Il dibattito in corso nel campo della bioetica registra, sul piano istituzionale, due fronti in movimento. L’introduzione della RU 486 fa passare l’interruzione della gravidanza dalla chirurgia alla farmacologia e porta a considerare l’aborto un diritto individuale, non un problema sociale. La soppressione della vita umana nel grembo materno si va drammaticamente banalizzando: da emergenza sociale si riduce ad atto privato, “fatto in casa”; non riguarda più la collettività, ma solamente chi lo pratica. E se l’aborto è un fatto privato, perché interessarsene o impegnarsi a prevenirlo? E’ chiaro che in un campo delicatissimo come questo non ci si può limitare a declamazioni verbali. Il momento che attraversiamo ci spinge a dimostrare concreta solidarietà con quelle mamme che, penalizzate dalla drammatica crisi finanziaria, possono essere tentate di interrompere la gravidanza. Su questo fronte occorre ricordare che i bambini nati a partire dal 1975 con l’aiuto dei Centri di aiuto alla vita (Cav) sono oltre 110mila e sono andati crescendo nel corso degli anni. Nel 2008 i bambini salvati sono stati 7.953, 12.030 le gestanti assistite e 15.841 le altre donne aiutate.

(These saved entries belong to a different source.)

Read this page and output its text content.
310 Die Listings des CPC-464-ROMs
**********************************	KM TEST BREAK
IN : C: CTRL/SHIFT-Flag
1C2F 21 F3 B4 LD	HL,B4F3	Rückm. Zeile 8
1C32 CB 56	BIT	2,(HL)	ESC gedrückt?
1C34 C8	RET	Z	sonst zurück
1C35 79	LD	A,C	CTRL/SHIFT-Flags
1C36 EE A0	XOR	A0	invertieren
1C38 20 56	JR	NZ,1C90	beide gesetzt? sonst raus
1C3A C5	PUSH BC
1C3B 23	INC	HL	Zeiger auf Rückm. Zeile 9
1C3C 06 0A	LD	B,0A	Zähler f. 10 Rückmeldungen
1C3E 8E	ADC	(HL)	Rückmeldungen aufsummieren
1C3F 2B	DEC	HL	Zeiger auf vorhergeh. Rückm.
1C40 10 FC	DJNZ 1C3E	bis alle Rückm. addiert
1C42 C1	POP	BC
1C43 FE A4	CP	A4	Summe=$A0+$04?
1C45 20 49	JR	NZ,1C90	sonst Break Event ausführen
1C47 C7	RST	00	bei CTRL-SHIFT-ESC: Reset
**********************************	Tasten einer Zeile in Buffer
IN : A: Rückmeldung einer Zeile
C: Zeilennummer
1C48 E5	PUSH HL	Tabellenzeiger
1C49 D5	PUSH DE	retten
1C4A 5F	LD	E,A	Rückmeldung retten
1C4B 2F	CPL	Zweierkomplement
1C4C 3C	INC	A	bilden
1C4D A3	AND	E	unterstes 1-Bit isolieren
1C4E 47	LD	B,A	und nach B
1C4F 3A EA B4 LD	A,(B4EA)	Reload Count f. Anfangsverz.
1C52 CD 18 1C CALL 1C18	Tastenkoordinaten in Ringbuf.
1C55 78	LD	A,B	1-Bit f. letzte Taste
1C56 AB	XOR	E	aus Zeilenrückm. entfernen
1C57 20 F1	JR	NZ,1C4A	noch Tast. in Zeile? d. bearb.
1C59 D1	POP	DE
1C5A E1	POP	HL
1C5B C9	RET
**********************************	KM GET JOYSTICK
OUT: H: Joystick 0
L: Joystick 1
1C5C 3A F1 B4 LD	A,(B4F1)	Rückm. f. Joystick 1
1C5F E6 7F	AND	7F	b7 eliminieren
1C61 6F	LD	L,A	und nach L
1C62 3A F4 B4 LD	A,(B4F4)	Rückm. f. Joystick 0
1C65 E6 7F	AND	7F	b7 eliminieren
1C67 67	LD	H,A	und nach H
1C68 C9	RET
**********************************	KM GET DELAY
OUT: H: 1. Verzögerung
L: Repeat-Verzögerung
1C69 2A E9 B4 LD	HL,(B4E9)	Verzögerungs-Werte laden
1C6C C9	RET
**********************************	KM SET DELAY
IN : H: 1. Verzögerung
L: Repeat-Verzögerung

L’altro fronte è costituito dalla discutibile “iniziativa dei registri” per il cosiddetto “testamento biologico”. Come si sa, una mozione relativa all’istituzione di tale registro è stata recentemente approvata, dopo il Comune di Sant’Arcangelo, anche nel Comune di Rimini. La nostra Commissione diocesana di Bioetica ha espresso al riguardo un parere negativo – proposto in modo chiaro e con sagge argomentazioni – che si può riassumere in queste affermazioni nette e quanto mai impegnative: chi ama la vita, la dona, non la toglie; la sofferenza va alleviata e il malato non può essere né abbandonato né “fatto morire”, evitando quindi sia l’accanimento terapeutico sia ogni atto obiettivamente proeutanasico. Infatti “ogni singolo paziente, anche quello inguaribile, porta con sé un valore incondizionato, una dignità da onorare, che costituisce il fondamento ineludibile di ogni agire medico” (Benedetto XVI, Discorso al 110° Congresso nazionale della Società Italiana di Chirurgia, ott. 2008).
Concludo con una citazione tratta dal magistero delle persone che parlano il linguaggio più credibile, quello dei testimoni. E il “teste a carico” non può che essere ancora una volta il nostro indimenticabile Don Oreste:
“Insorgiamo nel nome dei nostri bambini anencefalici, dei nostri bimbi ciechi, sordomuti, in possesso solo delle funzioni vegetative, dei nostri malati in stato di coma; creature tutte che abbiamo nelle nostre case- famiglia e che curiamo con amore e dedizione per tutta la durata della loro vita. Il diritto alla vita è sacro, perché è dato da Dio a ogni essere umano; è intangibile, indipendentemente dalle condizioni fisiche, psichiche, spirituali in cui la persona si trova”.